Wax Fang — ‘Serenity Now’
from the album Victory Laps (2017)
[Editor’s Note: Sonic Breakdown is LEO’s new music column that deconstructs a single song from a Louisville band.]
Wax Fang leader Scott Carney describes “Serenity Now” as a buoyant, later-era Talking Heads-style song (i.e. “Wild Life”) with some Hendrix-meets-Sonic Youth guitar work — a series of analogies that seems wildly complex, but is entirely accurate. Those feel-good pop sensibilities belie its serious subject matter, though. “It’s about letting go, letting things be what they are and accepting them for what they are,” Carney said. And while it may have taken him a “long time to get to that point” himself, he was able to capture the shelter from the storm that followed the “complete anxiety” that saturated his 20s.
“I just had a lot of stuff going on at that time and as a young adult didn’t really know how to process information and keep my shit together at the same time,” Carney said.
Indeed, the lyrics illustrate the duality of our 20s perfectly: “Under attack / Now sit back and relax, I’m on a roll / And now I’m losing control.”
At a time when we are supposed to be figuring out who we are and what we want, it can often seem that nothing is more unobtainable. One minute, it seems we’ve got the world by the horns, the next, it’s the exact opposite. Fortunately, Carney survived the madcap years of his 20s, even laughing about it now: “I had to train myself to chill the fuck out, more or less.”
While the basic idea and riff of “Serenity Now” has been kicking around since 2009, it almost never made it to 2017.
“It had many names — it was originally called ‘Summer of 2069,’” he said. “It was going to be like a romantic, post-apocalyptic story set in the future, but I couldn’t ever make it work.”
While I will continue to pine away for a post-apocalyptic Wax Fang love song, it’s alarming how close “Serenity Now” came to being scrapped.
“It was one of the easiest songs that came together on this record, but we decided we were going to shelve it.

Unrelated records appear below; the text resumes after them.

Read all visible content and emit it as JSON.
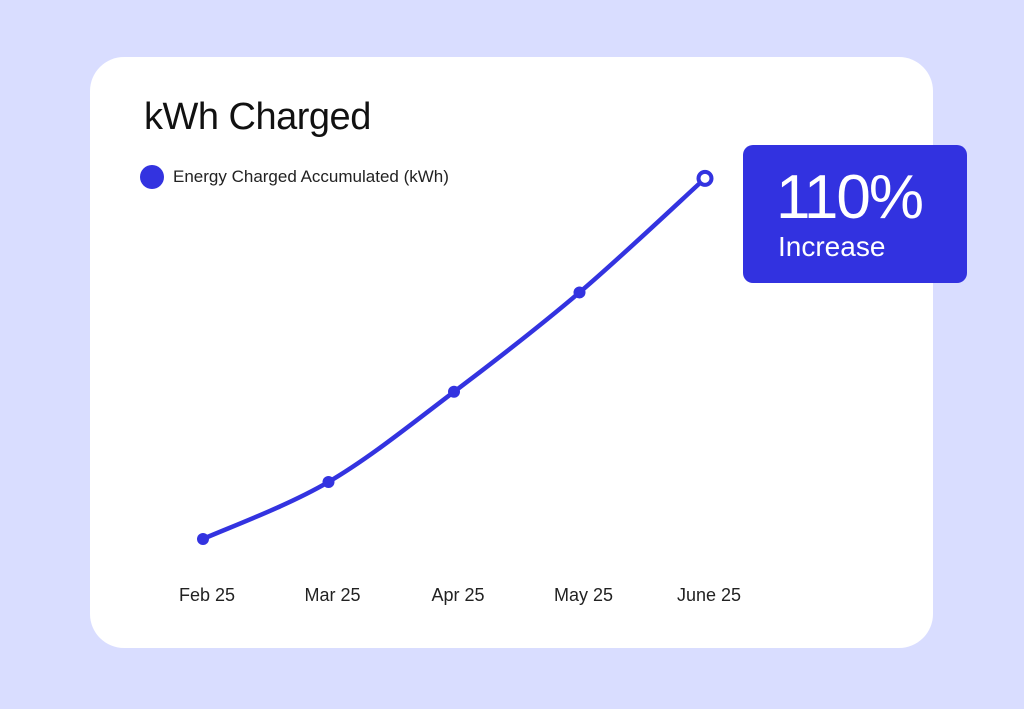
{
  "chart_data": {
    "type": "line",
    "title": "kWh Charged",
    "categories": [
      "Feb 25",
      "Mar 25",
      "Apr 25",
      "May 25",
      "June 25"
    ],
    "series": [
      {
        "name": "Energy Charged Accumulated (kWh)",
        "values": [
          0,
          15.5,
          40,
          67,
          98
        ]
      }
    ],
    "ylim": [
      0,
      100
    ],
    "grid": false,
    "legend_position": "top-left",
    "color": "#3333e0"
  },
  "badge": {
    "value": "110%",
    "label": "Increase",
    "color": "#3232e0"
  }
}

It being an older song, I was more excited about the newer stuff I was writing, so I was going to replace it with this instrumental song that I was working on, but it didn’t really have a voice,” Carney admitted. “It was included at the last minute, basically.”
Like myself, there may be a few of you wondering why the term “Serenity Now” seems so familiar.

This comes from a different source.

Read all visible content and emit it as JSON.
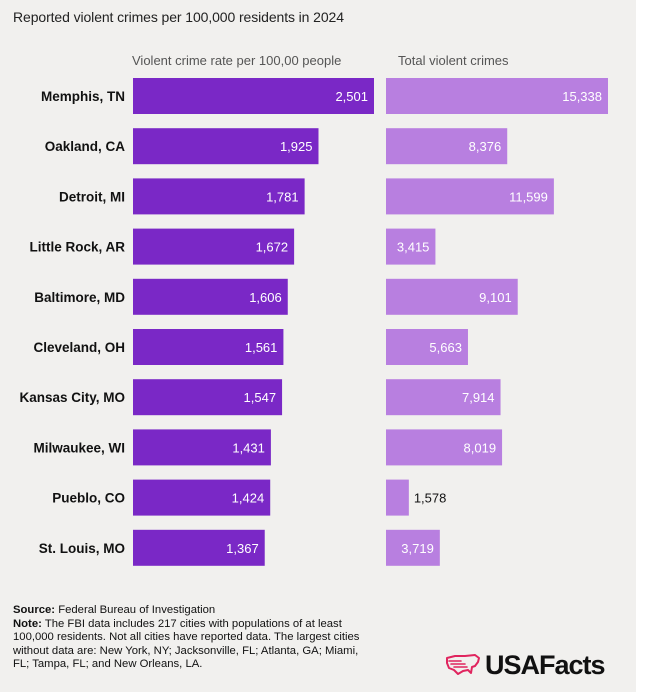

A hint: think uber-famous ‘90s sitcom.
“I ended up calling it ‘Serenity Now’ because I’m a big ‘Seinfeld’ fan. It’s a mantra of mine,” Carney said, referring to Frank Costanza’s relaxation technique for when his blood pressure gets too high (but a phrase that he always screams).
So, one could easily venture that we owe “Serenity Now” to Jerry Stiller’s character on the beloved show. And that’s surely a Festivus treat for all of us.